Miembros perdidos
Todo aquel que, tal y como decía Julio Cortázar, dedique aunque sea una décima de segundo a pensar su vida, es consciente de que la propaganda hace ingerir –literalmente–, comprar, perseguir cosas que no se quieren, que no se necesitan, que ni siquiera sabíamos que podían existir. Puede hacer, incluso, que busquemos, que compremos, que ingiramos algo que puede llegar a ser dudoso para nuestra salud. Pero un insecto tan omnívoro como la propaganda no puede limitar así sus objetivos, pasa a una segunda fase en la que convence a cientos de personas para acudir en masa, siempre bajo un mando muchas veces de tambaleante capacidad intelectual, a una invención humana llamada guerra, en la que en el mejor de los casos pierden meses o años de vida, con menos suerte, un miembro o la visión de uno o ambos elementos oculares, y sin ninguna clase suerte, la propia vida. Desde que el ser humano habita la tierra, nos cuentan, hanexistido las guerras, pero podemos intuir que no tan irregulares como las que conocemos, en las que alguien decide que otros mueran por intereses cuando menos sospechosos, a pesar de que los llamados soldados tiendan a pensar, otra vez la propaganda, en conceptos tan deshilachados como, por ejemplo, el honor. Y así van muriendo unos cuantos.

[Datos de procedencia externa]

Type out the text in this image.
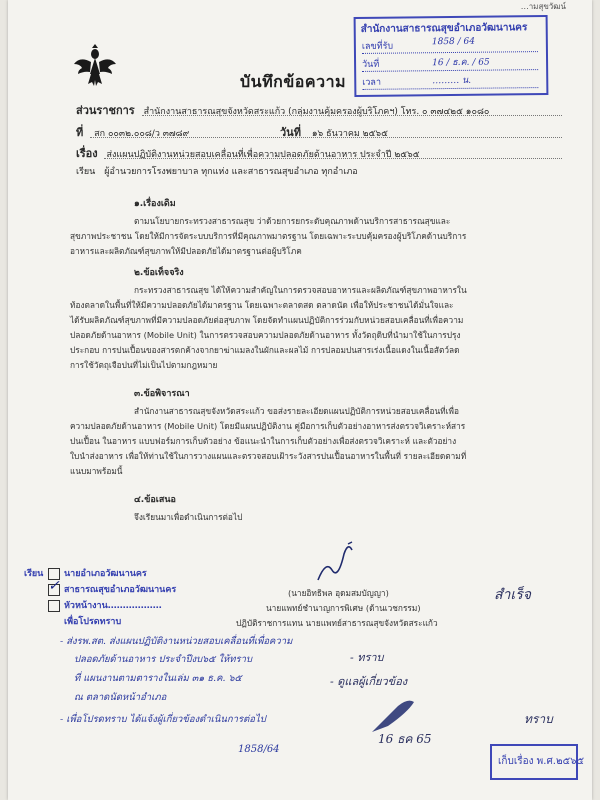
…ามสุขวัฒน์
สำนักงานสาธารณสุขอำเภอวัฒนานคร
เลขที่รับ	1858 / 64
วันที่	16 / ธ.ค. / 65
เวลา	……… น.
บันทึกข้อความ
ส่วนราชการ สำนักงานสาธารณสุขจังหวัดสระแก้ว (กลุ่มงานคุ้มครองผู้บริโภคฯ) โทร. ๐ ๓๗๔๒๕ ๑๐๘๐
ที่ สก ๐๐๓๒.๐๐๘/ว ๓๗๘๙	วันที่ ๑๖ ธันวาคม ๒๕๖๕
เรื่อง ส่งแผนปฏิบัติงานหน่วยสอบเคลื่อนที่เพื่อความปลอดภัยด้านอาหาร ประจำปี ๒๕๖๕
เรียน ผู้อำนวยการโรงพยาบาล ทุกแห่ง และสาธารณสุขอำเภอ ทุกอำเภอ
๑.เรื่องเดิม
ตามนโยบายกระทรวงสาธารณสุข ว่าด้วยการยกระดับคุณภาพด้านบริการสาธารณสุขและ
สุขภาพประชาชน โดยให้มีการจัดระบบบริการที่มีคุณภาพมาตรฐาน โดยเฉพาะระบบคุ้มครองผู้บริโภคด้านบริการ
อาหารและผลิตภัณฑ์สุขภาพให้มีปลอดภัยได้มาตรฐานต่อผู้บริโภค
๒.ข้อเท็จจริง
กระทรวงสาธารณสุข ได้ให้ความสำคัญในการตรวจสอบอาหารและผลิตภัณฑ์สุขภาพอาหารใน
ท้องตลาดในพื้นที่ให้มีความปลอดภัยได้มาตรฐาน โดยเฉพาะตลาดสด ตลาดนัด เพื่อให้ประชาชนได้มั่นใจและ
ได้รับผลิตภัณฑ์สุขภาพที่มีความปลอดภัยต่อสุขภาพ โดยจัดทำแผนปฏิบัติการร่วมกับหน่วยสอบเคลื่อนที่เพื่อความ
ปลอดภัยด้านอาหาร (Mobile Unit) ในการตรวจสอบความปลอดภัยด้านอาหาร ทั้งวัตถุดิบที่นำมาใช้ในการปรุง
ประกอบ การปนเปื้อนของสารตกค้างจากยาฆ่าแมลงในผักและผลไม้ การปลอมปนสารเร่งเนื้อแดงในเนื้อสัตว์ลด
การใช้วัตถุเจือปนที่ไม่เป็นไปตามกฎหมาย
๓.ข้อพิจารณา
สำนักงานสาธารณสุขจังหวัดสระแก้ว ขอส่งรายละเอียดแผนปฏิบัติการหน่วยสอบเคลื่อนที่เพื่อ
ความปลอดภัยด้านอาหาร (Mobile Unit) โดยมีแผนปฏิบัติงาน คู่มือการเก็บตัวอย่างอาหารส่งตรวจวิเคราะห์สาร
ปนเปื้อน ในอาหาร แบบฟอร์มการเก็บตัวอย่าง ข้อแนะนำในการเก็บตัวอย่างเพื่อส่งตรวจวิเคราะห์ และตัวอย่าง
ใบนำส่งอาหาร เพื่อให้ท่านใช้ในการวางแผนและตรวจสอบเฝ้าระวังสารปนเปื้อนอาหารในพื้นที่ รายละเอียดตามที่
แนบมาพร้อมนี้
๔.ข้อเสนอ
จึงเรียนมาเพื่อดำเนินการต่อไป
(นายอิทธิพล อุดมสมบัญญา)
นายแพทย์ชำนาญการพิเศษ (ด้านเวชกรรม)
ปฏิบัติราชการแทน นายแพทย์สาธารณสุขจังหวัดสระแก้ว
เรียน นายอำเภอวัฒนานคร
✓ สาธารณสุขอำเภอวัฒนานคร
หัวหน้างาน………………
เพื่อโปรดทราบ
- ส่งรพ.สต. ส่งแผนปฏิบัติงานหน่วยสอบเคลื่อนที่เพื่อความ
ปลอดภัยด้านอาหาร ประจำปีงบ๖๕ ให้ทราบ
ที่ แผนงานตามตารางในเล่ม ๓๑ ธ.ค. ๖๕
ณ ตลาดนัดหน้าอำเภอ
- เพื่อโปรดทราบ ได้แจ้งผู้เกี่ยวข้องดำเนินการต่อไป
1858/64
สำเร็จ
- ทราบ
- ดูแลผู้เกี่ยวข้อง
16 ธค 65
ทราบ
เก็บเรื่อง พ.ศ.๒๕๖๕
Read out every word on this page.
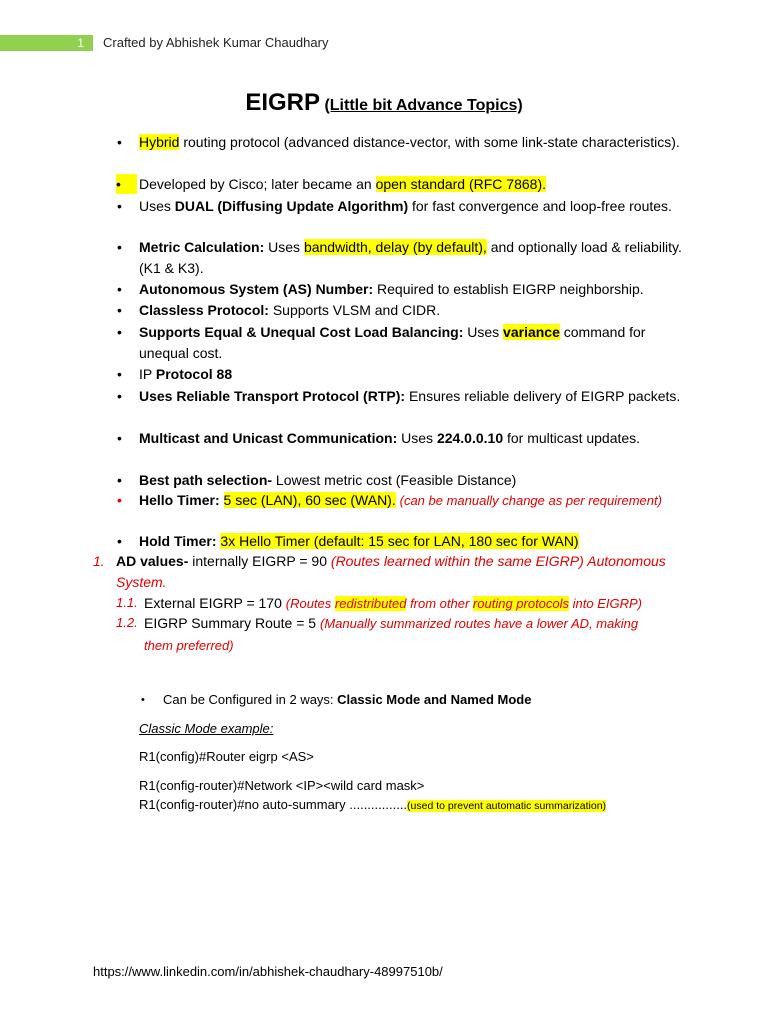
1 Crafted by Abhishek Kumar Chaudhary
EIGRP (Little bit Advance Topics)
• Hybrid routing protocol (advanced distance-vector, with some link-state characteristics).
•	Developed by Cisco; later became an open standard (RFC 7868).
• Uses DUAL (Diffusing Update Algorithm) for fast convergence and loop-free routes.
• Metric Calculation: Uses bandwidth, delay (by default), and optionally load & reliability. (K1 & K3).
• Autonomous System (AS) Number: Required to establish EIGRP neighborship.
• Classless Protocol: Supports VLSM and CIDR.
• Supports Equal & Unequal Cost Load Balancing: Uses variance command for unequal cost.
• IP Protocol 88
• Uses Reliable Transport Protocol (RTP): Ensures reliable delivery of EIGRP packets.
• Multicast and Unicast Communication: Uses 224.0.0.10 for multicast updates.
• Best path selection- Lowest metric cost (Feasible Distance)
• Hello Timer: 5 sec (LAN), 60 sec (WAN). (can be manually change as per requirement)
• Hold Timer: 3x Hello Timer (default: 15 sec for LAN, 180 sec for WAN)
1. AD values- internally EIGRP = 90 (Routes learned within the same EIGRP) Autonomous System.
1.1. External EIGRP = 170 (Routes redistributed from other routing protocols into EIGRP)
1.2. EIGRP Summary Route = 5 (Manually summarized routes have a lower AD, making them preferred)
• Can be Configured in 2 ways: Classic Mode and Named Mode
Classic Mode example:
R1(config)#Router eigrp <AS>
R1(config-router)#Network <IP><wild card mask>
R1(config-router)#no auto-summary ................(used to prevent automatic summarization)
https://www.linkedin.com/in/abhishek-chaudhary-48997510b/
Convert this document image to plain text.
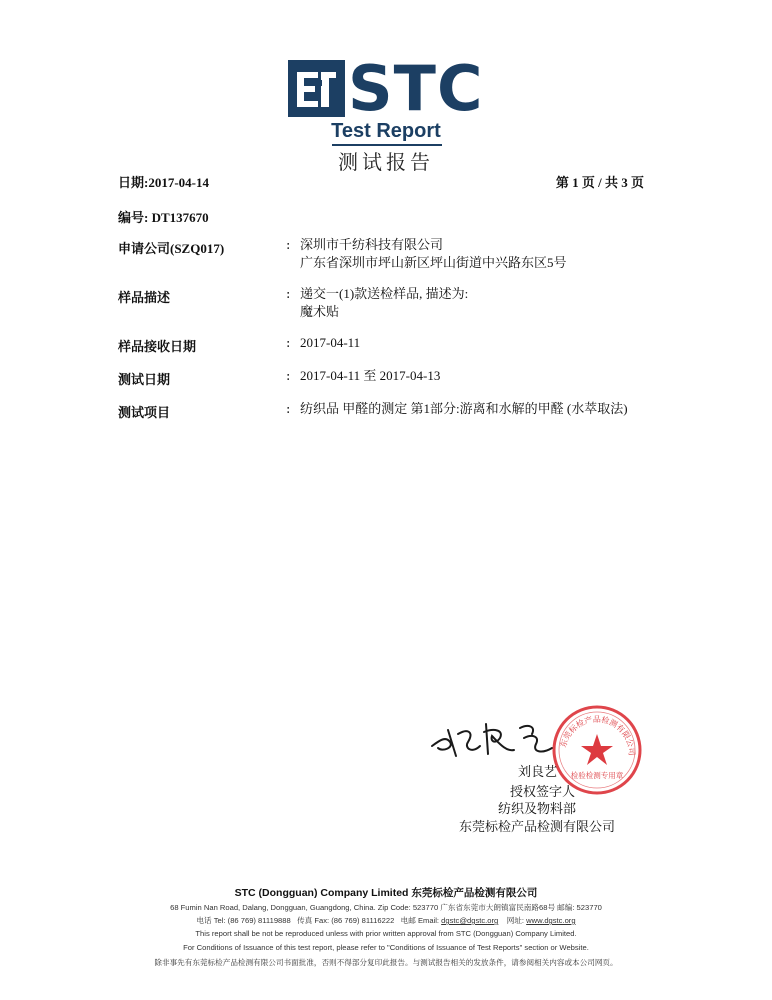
STC
Test Report
测试报告
日期:2017-04-14	第 1 页 / 共 3 页
编号: DT137670
申请公司(SZQ017)	: 深圳市千纺科技有限公司
广东省深圳市坪山新区坪山街道中兴路东区5号
样品描述	: 递交一(1)款送检样品, 描述为:
魔术贴
样品接收日期	: 2017-04-11
测试日期	: 2017-04-11 至 2017-04-13
测试项目	: 纺织品 甲醛的测定 第1部分:游离和水解的甲醛 (水萃取法)
东莞标检产品检测有限公司
检验检测专用章
刘良艺
授权签字人
纺织及物料部
东莞标检产品检测有限公司
STC (Dongguan) Company Limited 东莞标检产品检测有限公司
68 Fumin Nan Road, Dalang, Dongguan, Guangdong, China. Zip Code: 523770 广东省东莞市大朗镇富民南路68号 邮编: 523770
电话 Tel: (86 769) 81119888 传真 Fax: (86 769) 81116222 电邮 Email: dgstc@dgstc.org 网址: www.dgstc.org
This report shall be not be reproduced unless with prior written approval from STC (Dongguan) Company Limited.
For Conditions of Issuance of this test report, please refer to "Conditions of Issuance of Test Reports" section or Website.
除非事先有东莞标检产品检测有限公司书面批准，否则不得部分复印此报告。与测试报告相关的发放条件，请参阅相关内容或本公司网页。
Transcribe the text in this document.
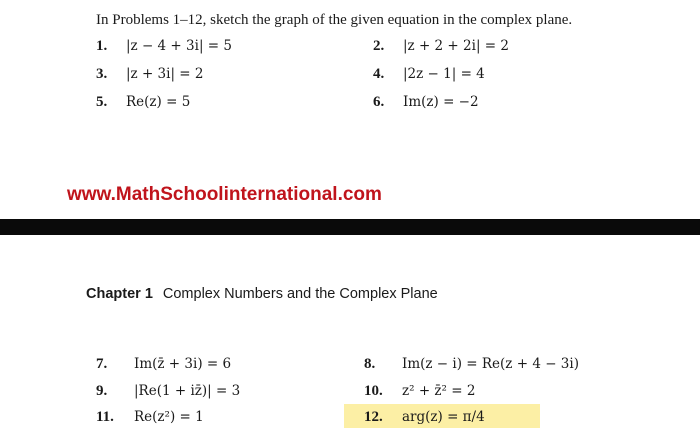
In Problems 1–12, sketch the graph of the given equation in the complex plane.
1. |z − 4 + 3i| = 5	2. |z + 2 + 2i| = 2
3. |z + 3i| = 2	4. |2z − 1| = 4
5. Re(z) = 5	6. Im(z) = −2
www.MathSchoolinternational.com
Chapter 1 Complex Numbers and the Complex Plane
7. Im(z̄ + 3i) = 6	8. Im(z − i) = Re(z + 4 − 3i)
9. |Re(1 + iz̄)| = 3	10. z² + z̄² = 2
11. Re(z²) = 1	12. arg(z) = π/4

Claro que siempre que la vida pende de un hilo, que personas jóvenes, sin enfermedad alguna, atléticos incluso, se colocan a un segundo de la muerte, ahí entra la literatura. Y aunque cueste reconocerlo, no han sido pocas las ocasiones en las que narraciones, novelas o poemas han contribuido a ese tipo de propaganda de la que hablábamos. Así pues, encontramos libros que analizan el fenómeno de la guerra desde dentro, sin apenas salir de él. Y como en otra ocasión hablamos del famoso texto de Guerra y paz, dejémoslo ahora y pasemos a mencionar títulos como El general en su laberinto, de Gabriel García Márquez o El desierto de los tártaros, del escritor italiano DinoBuzzati, una absurda recreación del sistema militar en plena guerra.
Una extensa narración sobre las guerras de banderizos en nuestro entorno es la que podemos leer en Gorrotoa lege, de Jon Etxaide y, no muy lejos de estos términos, se puede disfrutar de la lectura, sobre todo los lectores más jóvenes, de Amaya o los vascos en el siglo VIII, de F. Navarro Villoslada.
En Cuentos de civiles y soldados, de Ambrose Bierce, al menos en la mitad de los relatos, nos lleva con una maestría a la que deberíamos mostrar gratitud, a los campos de batalla de los Estados Unidos.
Sobre la Guerra Civil de 1936 se ha escrito mucho, demasiado en opinión de alguno; solamente citaremos tres ejemplos, muy conocidos en los últimos años: El lápiz del carpintero, de Manuel Rivas, Los girasoles ciegos, del fallecido Alberto Méndez o Soldados de Salamina, de Javier Cercas.
También podemos encontrar libros en los que no aparece la guerra como tal, pero se materializa como telón de fondo o incluso como motor de lo que viene después. Es evidente el ejemplo de El gran cuaderno, de Agota Kristof o Belarraren ahoa (El filo de la hierba), de Harkaitz Cano. Es posible que no debamos olvidar los libros de Ramón Saizarbitoria, Gorde nazazu lurpean (Guárdame bajo tierra) sobre todo.
Quizá no esté demás, para acabar, mencionar otro tipo de literatura, algo como la novela gráfica Maus, de Art Spiegelman o los discos de Joseba Tapia Agur Intxorta maite o Eta tira eta tunba, repletos de piezas literarias escritas por los propios protagonistas de las guerras Carlista y Civil.